Örneğin, aynı ayda doğmuş iki çocuğu ele alalım; biri 2 yaşından itibaren kreşe giderken, diğeri okul öncesi eğitim almamış olabilir ve ikisi de 69 aylıktır. Burada “okul olgunluğu” kavramı önem taşımaktadır.

Eğer öğrencinin okul olgunluğu gelişmemişse ve biz onu birinci sınıfa yazdırırsak, pek çok zorlukla karşılaşabilir; ilişki kurmakta, motor becerilerde ve yönerge takibinde sıkıntılar yaşayabilir.

Bu zorluklar, çocuğun okula karşı olumsuz bir tutum geliştirmesine neden olup, ilerideki akademik başarısını da olumsuz etkileyebilir. Bu nedenle, akademik benlik algısının düşük bir öğrenci olma ihtimali daha yüksek olacaktır.

Arkadaşlık İlişkilerine de Yansıyabilir

Okul olgunluğu gelişmeden birinci sınıfa başlayan öğrenciler, ilkokul yıllarını sıkıcı bir şekilde geçirebilirler. Birinci sınıf, okuma-yazma becerilerinin temelinin atıldığı bir dönemdir; grup içinde ilerleme temponuz vardır ve henüz bilişsel yeterlilikleri olgunlaşmamış öğrenciler bu geçiş aşamasında zorlanabilir ve bu durumu arkadaşlık ilişkileri de etkileyebilir.

Okul Olgunluğu

Aile Kararı Tek Başına Almamalı

Bir aile, kasım veya aralık doğumlu çocuğunun okula başlama kararını verirken hangi kişisel faktörlere dikkat etmelidir?” sorusunu yönelttiğimiz Müjdat Ataman, “Öncelikle bu kararı ailenin tek başına vermemesi gerekiyor. Karar aşamasında çocuğun devam ettiği okul öncesi kurumun öğretmeninin ve rehber öğretmeninin görüşleri son derece önemlidir” dedi ve ekledi:

“Bu öğretmenler, çocuklarının okul olgunluğunun yeterli olduğunu ve birinci sınıfa başlamasının uygun olduğunu ifade ediyorlarsa, bu birinci referansımız olmalıdır. Diğer bir destek de, öğrencinin gideceği ilkokuldaki rehber öğretmenin çocukla ön görüşme yaparak, onu tanıdıktan sonra birinci sınıfa uyumu ile ilgili yönlendirmesidir. Bu iki değerlendirmenin ardından aile karar vermelidir.”
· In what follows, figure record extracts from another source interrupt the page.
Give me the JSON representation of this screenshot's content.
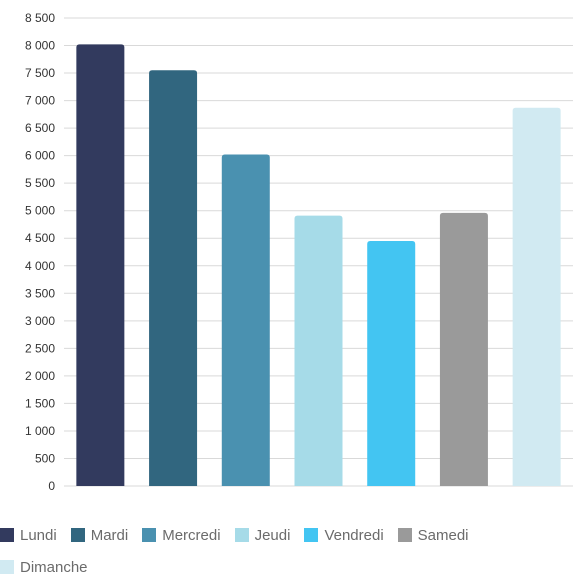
{
  "chart_data": {
    "type": "bar",
    "categories": [
      "Lundi",
      "Mardi",
      "Mercredi",
      "Jeudi",
      "Vendredi",
      "Samedi",
      "Dimanche"
    ],
    "values": [
      8020,
      7550,
      6020,
      4910,
      4450,
      4960,
      6870
    ],
    "colors": [
      "#323a5e",
      "#31667f",
      "#4a91b0",
      "#a6dbe8",
      "#43c5f2",
      "#9a9a9a",
      "#d1eaf2"
    ],
    "yticks": [
      "0",
      "500",
      "1 000",
      "1 500",
      "2 000",
      "2 500",
      "3 000",
      "3 500",
      "4 000",
      "4 500",
      "5 000",
      "5 500",
      "6 000",
      "6 500",
      "7 000",
      "7 500",
      "8 000",
      "8 500"
    ],
    "ylim": [
      0,
      8500
    ],
    "grid": true,
    "legend_position": "bottom"
  },
  "legend": [
    {
      "label": "Lundi",
      "color": "#323a5e"
    },
    {
      "label": "Mardi",
      "color": "#31667f"
    },
    {
      "label": "Mercredi",
      "color": "#4a91b0"
    },
    {
      "label": "Jeudi",
      "color": "#a6dbe8"
    },
    {
      "label": "Vendredi",
      "color": "#43c5f2"
    },
    {
      "label": "Samedi",
      "color": "#9a9a9a"
    },
    {
      "label": "Dimanche",
      "color": "#d1eaf2"
    }
  ]
}
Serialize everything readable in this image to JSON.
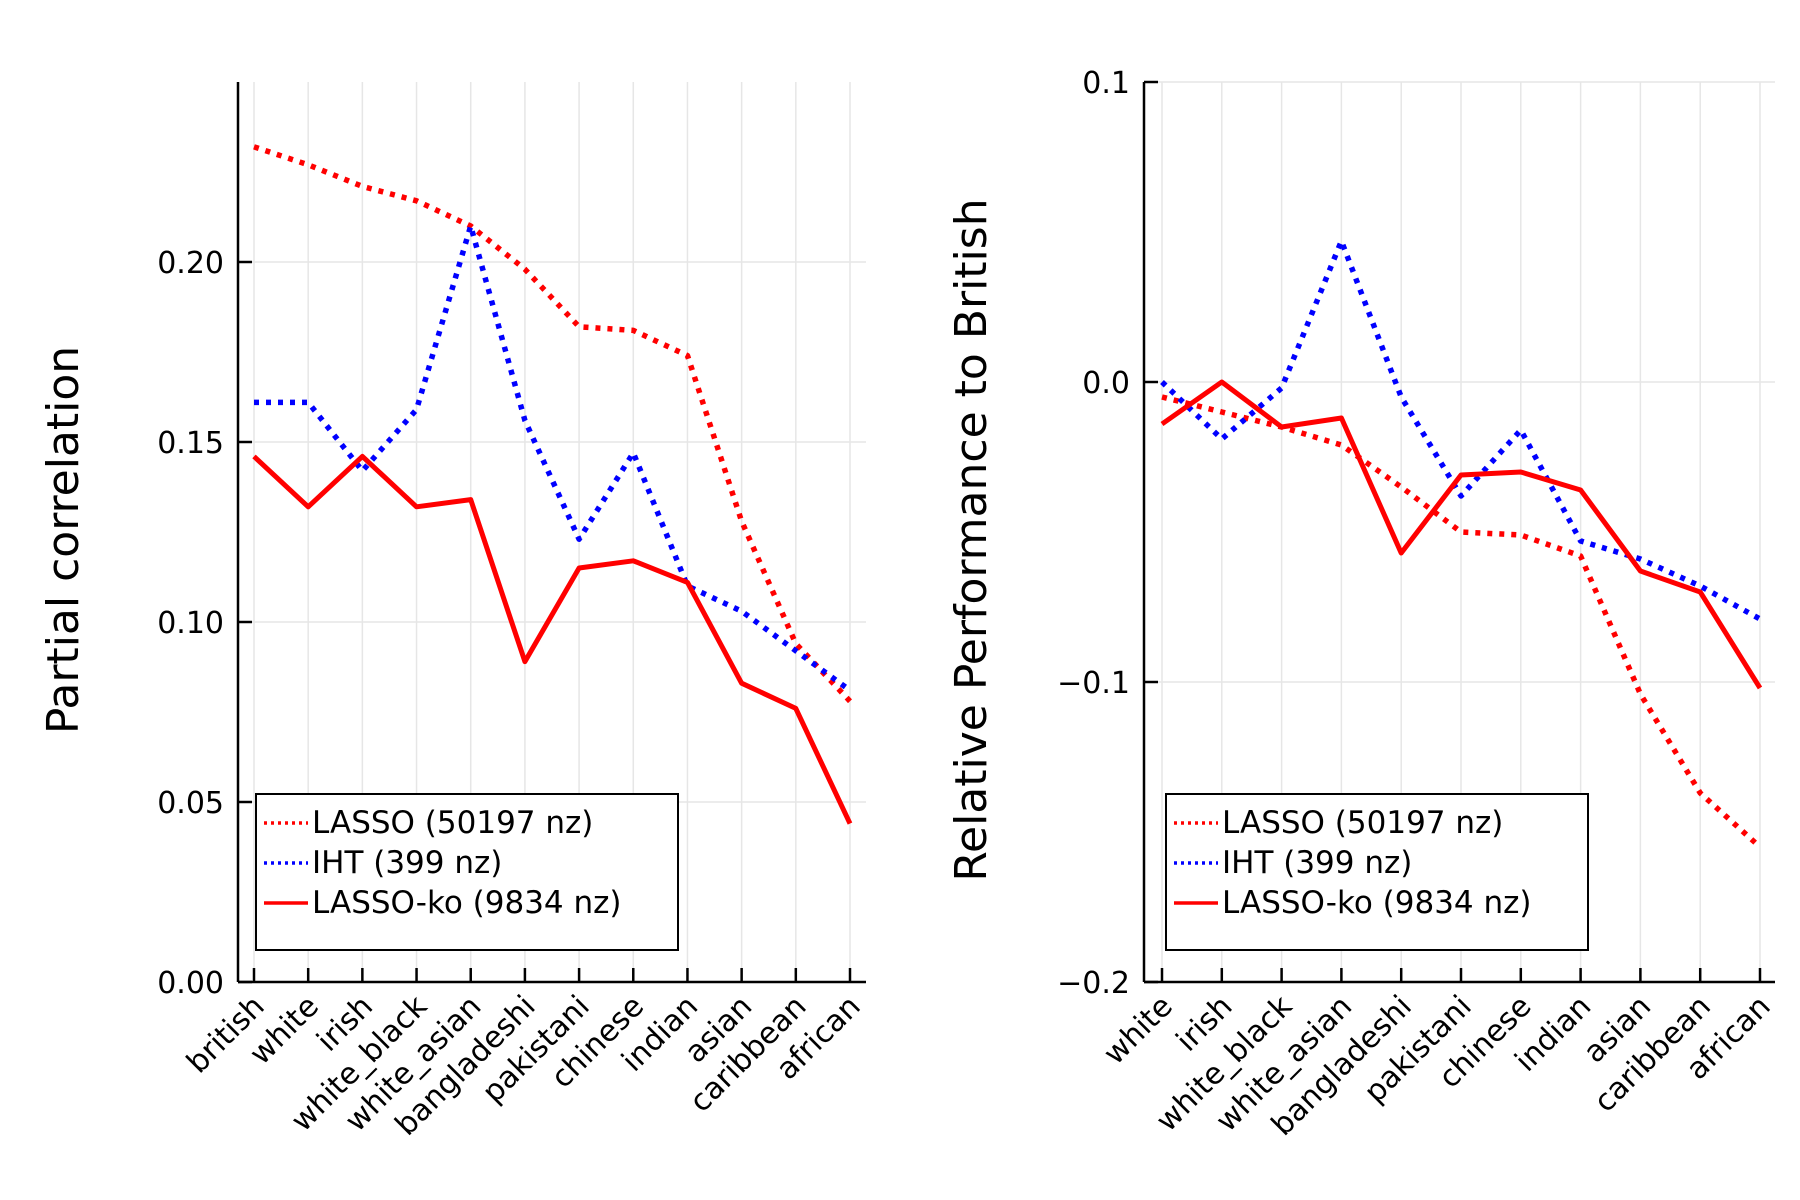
{
  "chart_data": [
    {
      "type": "line",
      "title": "",
      "xlabel": "",
      "ylabel": "Partial correlation",
      "categories": [
        "british",
        "white",
        "irish",
        "white_black",
        "white_asian",
        "bangladeshi",
        "pakistani",
        "chinese",
        "indian",
        "asian",
        "caribbean",
        "african"
      ],
      "ylim": [
        0.0,
        0.25
      ],
      "yticks": [
        "0.00",
        "0.05",
        "0.10",
        "0.15",
        "0.20"
      ],
      "grid": true,
      "legend_position": "bottom-left",
      "series": [
        {
          "name": "LASSO (50197 nz)",
          "color": "#ff0000",
          "style": "dotted",
          "values": [
            0.232,
            0.227,
            0.221,
            0.217,
            0.21,
            0.198,
            0.182,
            0.181,
            0.174,
            0.128,
            0.094,
            0.078
          ]
        },
        {
          "name": "IHT (399 nz)",
          "color": "#0000ff",
          "style": "dotted",
          "values": [
            0.161,
            0.161,
            0.142,
            0.159,
            0.21,
            0.156,
            0.123,
            0.147,
            0.11,
            0.103,
            0.092,
            0.081
          ]
        },
        {
          "name": "LASSO-ko (9834 nz)",
          "color": "#ff0000",
          "style": "solid",
          "values": [
            0.146,
            0.132,
            0.146,
            0.132,
            0.134,
            0.089,
            0.115,
            0.117,
            0.111,
            0.083,
            0.076,
            0.044
          ]
        }
      ]
    },
    {
      "type": "line",
      "title": "",
      "xlabel": "",
      "ylabel": "Relative Performance to British",
      "categories": [
        "white",
        "irish",
        "white_black",
        "white_asian",
        "bangladeshi",
        "pakistani",
        "chinese",
        "indian",
        "asian",
        "caribbean",
        "african"
      ],
      "ylim": [
        -0.2,
        0.1
      ],
      "yticks": [
        "−0.2",
        "−0.1",
        "0.0",
        "0.1"
      ],
      "grid": true,
      "legend_position": "bottom-left",
      "series": [
        {
          "name": "LASSO (50197 nz)",
          "color": "#ff0000",
          "style": "dotted",
          "values": [
            -0.005,
            -0.01,
            -0.015,
            -0.021,
            -0.035,
            -0.05,
            -0.051,
            -0.058,
            -0.104,
            -0.137,
            -0.155
          ]
        },
        {
          "name": "IHT (399 nz)",
          "color": "#0000ff",
          "style": "dotted",
          "values": [
            0.0,
            -0.019,
            -0.002,
            0.047,
            -0.005,
            -0.038,
            -0.016,
            -0.053,
            -0.059,
            -0.068,
            -0.079
          ]
        },
        {
          "name": "LASSO-ko (9834 nz)",
          "color": "#ff0000",
          "style": "solid",
          "values": [
            -0.014,
            0.0,
            -0.015,
            -0.012,
            -0.057,
            -0.031,
            -0.03,
            -0.036,
            -0.063,
            -0.07,
            -0.102
          ]
        }
      ]
    }
  ]
}
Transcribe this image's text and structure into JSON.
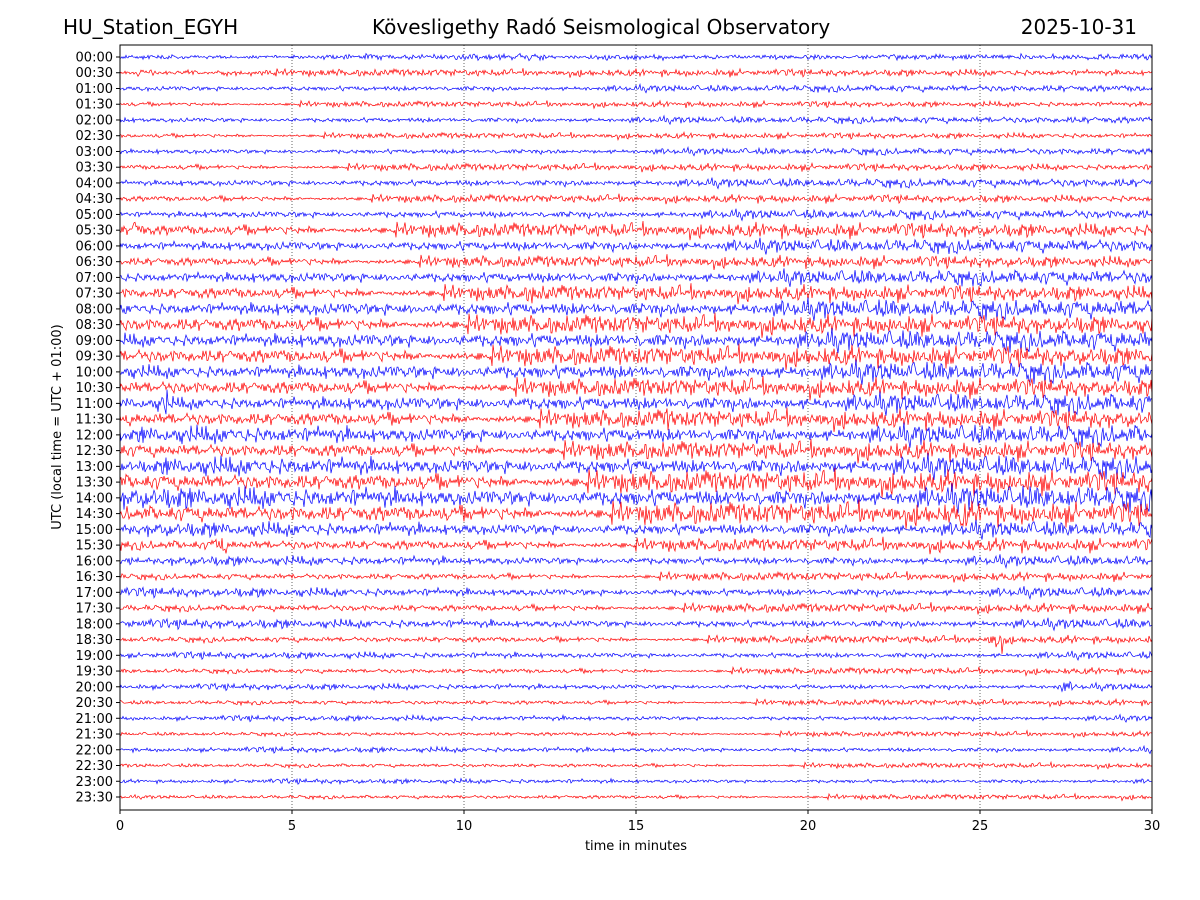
{
  "header": {
    "station": "HU_Station_EGYH",
    "title": "Kövesligethy Radó Seismological Observatory",
    "date": "2025-10-31"
  },
  "chart_data": {
    "type": "line",
    "title": "Kövesligethy Radó Seismological Observatory",
    "xlabel": "time in minutes",
    "ylabel": "UTC (local time = UTC + 01:00)",
    "xlim": [
      0,
      30
    ],
    "xticks": [
      "0",
      "5",
      "10",
      "15",
      "20",
      "25",
      "30"
    ],
    "grid": "vertical dotted at 5-minute intervals",
    "colors": [
      "#0000ff",
      "#ff0000"
    ],
    "rows": [
      "00:00",
      "00:30",
      "01:00",
      "01:30",
      "02:00",
      "02:30",
      "03:00",
      "03:30",
      "04:00",
      "04:30",
      "05:00",
      "05:30",
      "06:00",
      "06:30",
      "07:00",
      "07:30",
      "08:00",
      "08:30",
      "09:00",
      "09:30",
      "10:00",
      "10:30",
      "11:00",
      "11:30",
      "12:00",
      "12:30",
      "13:00",
      "13:30",
      "14:00",
      "14:30",
      "15:00",
      "15:30",
      "16:00",
      "16:30",
      "17:00",
      "17:30",
      "18:00",
      "18:30",
      "19:00",
      "19:30",
      "20:00",
      "20:30",
      "21:00",
      "21:30",
      "22:00",
      "22:30",
      "23:00",
      "23:30"
    ],
    "relative_amplitude": [
      1.0,
      1.1,
      1.0,
      0.9,
      1.0,
      0.9,
      1.0,
      1.1,
      1.3,
      1.2,
      1.4,
      2.2,
      2.0,
      1.8,
      2.2,
      2.4,
      2.8,
      2.9,
      3.0,
      3.0,
      3.0,
      2.8,
      2.9,
      2.8,
      3.0,
      2.8,
      3.2,
      3.4,
      3.6,
      3.4,
      2.4,
      2.0,
      1.6,
      1.3,
      1.5,
      1.4,
      1.5,
      1.2,
      1.1,
      1.0,
      1.0,
      0.9,
      0.9,
      0.8,
      0.9,
      0.8,
      0.8,
      0.8
    ],
    "events": [
      {
        "row": "05:30",
        "minute": 0.5,
        "relative_amplitude": 5
      },
      {
        "row": "07:30",
        "minute": 12.0,
        "relative_amplitude": 5
      },
      {
        "row": "11:00",
        "minute": 1.3,
        "relative_amplitude": 6
      },
      {
        "row": "11:30",
        "minute": 15.9,
        "relative_amplitude": 5
      },
      {
        "row": "14:30",
        "minute": 24.5,
        "relative_amplitude": 7
      },
      {
        "row": "15:30",
        "minute": 2.9,
        "relative_amplitude": 5
      },
      {
        "row": "18:30",
        "minute": 25.5,
        "relative_amplitude": 6
      },
      {
        "row": "20:00",
        "minute": 27.5,
        "relative_amplitude": 3
      }
    ]
  }
}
Okula Bir Yıl Geç Başlamanın Eğitim Hayatı Üzerindeki Etkileri Neler Olabilir?

En büyük avantajı, çocuğun okul öncesinde grubun en büyüğü olmasından kaynaklanan ‘yapabiliyorum’ duygusunu yoğun bir şekilde yaşamasıdır. Bu durum da özgüvenine olumlu şekilde yansıyacaktır” diyen Ataman, şunları ekledi:

“Dezavantajı ise, bir önceki yılın programının tekrarı durumunda okuldan soğuma ve sıkılma aşamasına hızlı bir şekilde geçebilmesidir. Bu durumu önlemek için okul yöneticilerinin dikkat etmesi gerekmektedir. ‘Ben bebek miyim, neden bunları yapıyorum, okula gitmek istemiyorum’ gibi söylemler, olumsuz sonuçlara yol açabilir. Eğer okullar bu süreci iyi bir şekilde yapılandırırsa, bu sorun da ortadan kaldırılabilir.”

Aile Arada Kalıyorsa ‘Geç İyidir’ Diye Düşünmeli

Müjdat Ataman, bu süreçte genel bir doğruluğun olmadığını, çocuğun eğitim sürecine hazır olmasının tüm uzmanların ortak görüşü olduğuna vurgu yaparak, “Burada da önemli olan; ayından bağımsız olarak, çocuğun okul olgunluğuna (bilişsel, duyuşsal ve devinişsel) göre hazır olup olmadığıdır. Eğer kayıt aşamasında belirsizlikler yaşanıyorsa; yani aile, okul öğretmeni veya rehber öğretmen birinci sınıfa başlaması veya başlamaması konusunda tereddüt ediyorsa, ‘geç iyidir’ temel ilkesine riayet edilmelidir. Bir yıl daha anaokuluna devam etmelidir, çünkü kaybedeceği daha çok şey olacaktır” şeklinde konuştu.